La lutte contre la corruption et l’amélioration du climat des affaires : le cas Sicomines
La corruption demeure l’un des principaux obstacles au développement économique et social de la République Démocratique du Congo. Lors du Forum Chine-RDC, M. Jules Alingete a rappelé que la promotion des investissements passe nécessairement par l’assainissement du climat des affaires. À travers l’exemple du projet Sicomines, il a mis en lumière les effets néfastes de la corruption et les avancées obtenues grâce à la revisitation du contrat en 2024.
Le climat des affaires : un enjeu majeur
Le climat des affaires désigne la facilité avec laquelle les entreprises peuvent opérer dans un pays. Il repose sur des critères tels que : la rapidité de création d’entreprise, l’accès aux infrastructures et aux services financiers, la sécurité juridique, la stabilité politique.

Un climat favorable attire les investisseurs, stimule la croissance et renforce la crédibilité des institutions.
La corruption : un cancer économique
La corruption se manifeste par les pots-de-vin, le trafic d’influence, les surfacturations ou encore les détournements de fonds publics. Ses impacts sont multiples : augmentation des coûts opérationnels, concurrence déloyale, découragement des investissements, affaiblissement des institutions, incertitude juridique.
Ainsi, les pays mal classés par Transparency International se retrouvent également parmi ceux où le climat des affaires est le plus dégradé.
Le cas Sicomines : entre dérives et corrections
Créée en 2008 sur la base d’un échange « minerais contre infrastructures », la société Sicomines a souffert d’une mauvaise conception initiale et de pratiques de corruption. Les surfacturations et la mauvaise qualité des travaux ont longtemps freiné les bénéfices attendus.

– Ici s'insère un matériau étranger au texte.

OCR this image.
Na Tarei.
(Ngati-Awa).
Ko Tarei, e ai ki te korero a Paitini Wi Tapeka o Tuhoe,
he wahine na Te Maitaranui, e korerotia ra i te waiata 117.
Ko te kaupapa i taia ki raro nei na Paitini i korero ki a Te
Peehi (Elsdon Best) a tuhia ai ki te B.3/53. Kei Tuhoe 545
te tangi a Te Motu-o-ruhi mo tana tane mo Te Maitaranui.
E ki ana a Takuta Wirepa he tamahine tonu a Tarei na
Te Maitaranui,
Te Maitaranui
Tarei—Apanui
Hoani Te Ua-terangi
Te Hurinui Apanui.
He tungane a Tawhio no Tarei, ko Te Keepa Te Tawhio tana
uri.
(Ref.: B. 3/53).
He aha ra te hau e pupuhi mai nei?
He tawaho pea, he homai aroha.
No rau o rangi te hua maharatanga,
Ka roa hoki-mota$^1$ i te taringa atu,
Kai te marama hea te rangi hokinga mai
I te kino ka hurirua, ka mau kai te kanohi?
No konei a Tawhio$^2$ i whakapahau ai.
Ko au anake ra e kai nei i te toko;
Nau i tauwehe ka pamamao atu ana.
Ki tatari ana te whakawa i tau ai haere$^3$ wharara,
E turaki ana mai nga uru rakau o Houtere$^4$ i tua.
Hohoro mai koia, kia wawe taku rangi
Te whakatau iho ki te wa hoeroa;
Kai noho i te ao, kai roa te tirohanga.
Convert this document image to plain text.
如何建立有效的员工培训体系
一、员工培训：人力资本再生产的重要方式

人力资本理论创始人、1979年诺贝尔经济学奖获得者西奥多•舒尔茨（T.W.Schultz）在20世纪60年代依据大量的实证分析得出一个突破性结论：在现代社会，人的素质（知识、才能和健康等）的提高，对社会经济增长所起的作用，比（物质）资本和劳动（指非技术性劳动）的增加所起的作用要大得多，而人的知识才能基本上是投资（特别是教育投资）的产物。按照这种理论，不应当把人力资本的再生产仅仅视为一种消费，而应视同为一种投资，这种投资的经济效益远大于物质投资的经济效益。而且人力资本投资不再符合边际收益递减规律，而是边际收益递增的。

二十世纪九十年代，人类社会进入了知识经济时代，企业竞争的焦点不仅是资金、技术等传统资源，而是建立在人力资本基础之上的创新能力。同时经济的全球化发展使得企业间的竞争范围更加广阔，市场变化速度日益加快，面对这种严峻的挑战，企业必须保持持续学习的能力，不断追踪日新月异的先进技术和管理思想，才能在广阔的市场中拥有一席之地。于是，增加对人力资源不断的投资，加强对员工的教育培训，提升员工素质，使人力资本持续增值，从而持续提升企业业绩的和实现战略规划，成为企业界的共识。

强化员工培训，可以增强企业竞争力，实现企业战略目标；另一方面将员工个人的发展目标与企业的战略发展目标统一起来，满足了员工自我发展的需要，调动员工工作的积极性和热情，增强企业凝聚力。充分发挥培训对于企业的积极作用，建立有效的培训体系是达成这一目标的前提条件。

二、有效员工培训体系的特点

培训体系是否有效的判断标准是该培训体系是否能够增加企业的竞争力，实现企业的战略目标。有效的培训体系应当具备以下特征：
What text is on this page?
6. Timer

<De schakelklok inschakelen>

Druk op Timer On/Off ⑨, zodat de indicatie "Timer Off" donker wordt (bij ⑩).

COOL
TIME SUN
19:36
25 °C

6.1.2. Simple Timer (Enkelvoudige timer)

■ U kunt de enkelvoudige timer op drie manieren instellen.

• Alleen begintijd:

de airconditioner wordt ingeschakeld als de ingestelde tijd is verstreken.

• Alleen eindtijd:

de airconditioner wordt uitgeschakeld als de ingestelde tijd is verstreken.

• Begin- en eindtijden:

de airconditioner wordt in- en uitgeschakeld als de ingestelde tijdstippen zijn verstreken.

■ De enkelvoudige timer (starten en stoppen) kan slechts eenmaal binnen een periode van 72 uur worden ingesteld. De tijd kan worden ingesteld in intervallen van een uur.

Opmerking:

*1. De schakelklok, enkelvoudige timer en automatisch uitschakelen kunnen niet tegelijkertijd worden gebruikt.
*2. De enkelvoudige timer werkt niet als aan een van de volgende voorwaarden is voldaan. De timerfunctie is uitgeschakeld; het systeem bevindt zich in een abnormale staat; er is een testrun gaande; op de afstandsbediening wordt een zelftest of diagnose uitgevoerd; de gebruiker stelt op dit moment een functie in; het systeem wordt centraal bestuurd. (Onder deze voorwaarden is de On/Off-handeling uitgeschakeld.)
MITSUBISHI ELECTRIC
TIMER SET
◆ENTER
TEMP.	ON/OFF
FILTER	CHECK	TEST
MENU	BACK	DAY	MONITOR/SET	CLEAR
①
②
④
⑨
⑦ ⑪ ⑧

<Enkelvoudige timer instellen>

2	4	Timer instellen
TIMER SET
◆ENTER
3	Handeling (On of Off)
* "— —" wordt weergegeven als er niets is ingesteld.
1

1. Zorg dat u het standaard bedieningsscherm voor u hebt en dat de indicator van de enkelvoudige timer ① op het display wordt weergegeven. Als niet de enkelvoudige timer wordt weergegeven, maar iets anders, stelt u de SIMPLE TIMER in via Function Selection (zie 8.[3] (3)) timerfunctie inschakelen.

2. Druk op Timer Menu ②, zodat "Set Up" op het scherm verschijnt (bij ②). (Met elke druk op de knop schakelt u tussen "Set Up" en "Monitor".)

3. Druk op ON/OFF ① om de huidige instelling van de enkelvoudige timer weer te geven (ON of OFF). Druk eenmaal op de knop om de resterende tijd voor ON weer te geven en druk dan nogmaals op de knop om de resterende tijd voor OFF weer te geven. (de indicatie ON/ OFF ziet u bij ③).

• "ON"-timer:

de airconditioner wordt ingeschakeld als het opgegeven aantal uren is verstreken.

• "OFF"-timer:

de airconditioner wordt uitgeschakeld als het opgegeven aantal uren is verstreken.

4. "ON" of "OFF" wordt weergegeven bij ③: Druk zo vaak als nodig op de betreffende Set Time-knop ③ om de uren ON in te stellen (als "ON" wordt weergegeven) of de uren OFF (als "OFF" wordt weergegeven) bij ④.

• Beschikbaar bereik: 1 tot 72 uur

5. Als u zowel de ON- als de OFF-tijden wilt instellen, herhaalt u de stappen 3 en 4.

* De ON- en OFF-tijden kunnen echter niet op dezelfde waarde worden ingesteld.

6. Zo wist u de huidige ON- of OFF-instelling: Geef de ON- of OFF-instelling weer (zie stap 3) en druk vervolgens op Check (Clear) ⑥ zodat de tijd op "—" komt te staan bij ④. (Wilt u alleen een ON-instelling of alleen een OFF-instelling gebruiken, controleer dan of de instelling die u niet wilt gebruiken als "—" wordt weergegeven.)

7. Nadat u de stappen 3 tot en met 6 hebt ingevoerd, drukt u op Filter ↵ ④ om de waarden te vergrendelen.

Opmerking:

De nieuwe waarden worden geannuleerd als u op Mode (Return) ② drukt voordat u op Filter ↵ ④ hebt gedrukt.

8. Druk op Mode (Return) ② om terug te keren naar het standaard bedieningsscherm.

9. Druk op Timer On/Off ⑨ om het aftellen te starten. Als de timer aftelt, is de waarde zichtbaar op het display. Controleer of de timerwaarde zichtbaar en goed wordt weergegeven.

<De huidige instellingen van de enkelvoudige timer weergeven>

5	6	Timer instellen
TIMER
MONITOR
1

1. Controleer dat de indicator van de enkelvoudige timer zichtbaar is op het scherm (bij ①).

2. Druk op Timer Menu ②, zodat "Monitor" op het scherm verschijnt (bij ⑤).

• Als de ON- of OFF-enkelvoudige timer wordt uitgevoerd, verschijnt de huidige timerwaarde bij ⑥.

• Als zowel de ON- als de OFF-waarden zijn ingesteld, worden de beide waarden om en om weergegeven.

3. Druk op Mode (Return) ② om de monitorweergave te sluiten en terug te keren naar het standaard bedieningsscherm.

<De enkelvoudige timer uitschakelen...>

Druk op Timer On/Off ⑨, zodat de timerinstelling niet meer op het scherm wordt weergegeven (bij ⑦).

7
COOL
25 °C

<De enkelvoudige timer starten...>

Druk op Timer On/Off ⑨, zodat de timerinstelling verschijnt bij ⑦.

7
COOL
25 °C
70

Les clarifications essentielles
Les exonérations fiscales ne sont pas issues de l’avenant de 2024, mais d’une loi votée par le Parlement en 2018; Le superprofit n’a pas fait l’objet de négociation, car il relève également d’une loi et non d’un contrat; La décision de renégocier le contrat Sicomines émane du Chef de l’État, qui a institué une commission dirigée par son Directeur de Cabinet. Cinq ministres (Infrastructures et Travaux Publics, Mines, Justice, Finances et Budget) ont conduit les négociations; Les négociateurs ont été rémunérés par l’État congolais, dans le cadre de sa quote-part des gains, et non par la Sicomines; La convention prévoit qu’elle peut être révisée chaque fois qu’une partie l’estime nécessaire. Ceux qui souhaitent une nouvelle renégociation doivent en prendre l’initiative auprès des partenaires chinois
Les résultats de la revisitation
Les avancées obtenues en 2024 sont significatives : augmentation des infrastructures prévues, de 1,8 milliard à 7 milliards USD ; obligation de décaissement annuel de 350 millions USD ; attribution de royalties de 25 millions USD par an au gouvernement ; récupération du barrage Sycohydro, qui avait échappé à la RDC ; rééquilibrage des responsabilités au sein de Sicomines ; lancement d’un audit technique et financier, au terme duquel une nouvelle répartition du capital sera décidée.
Les résultats sont visibles à travers les projets réalisés : les rocades de Kinshasa, la voirie de Mbuji-Mayi, la route Kalamba Mbuyi, la route Mbuji-Mayi – Muene Ditu – Kasese – Nguba au Lualaba, la route de Nkamba, ainsi que plusieurs stades et infrastructures stratégiques.
La corruption est un frein majeur au développement, mais l’exemple de Sicomines démontre qu’une gouvernance rigoureuse et transparente peut transformer un projet controversé en levier de croissance. Les résultats de la revisitation de 2024 illustrent la volonté politique de rééquilibrer les partenariats et de garantir des retombées concrètes pour la population congolaise. Comme l’a souligné Jules Alingete, les meilleurs ambassadeurs du climat des affaires sont les entrepreneurs déjà présents dans le pays. Leur confiance et leur réussite dépendent de la capacité de l’État à garantir un environnement sain, équitable et prévisible.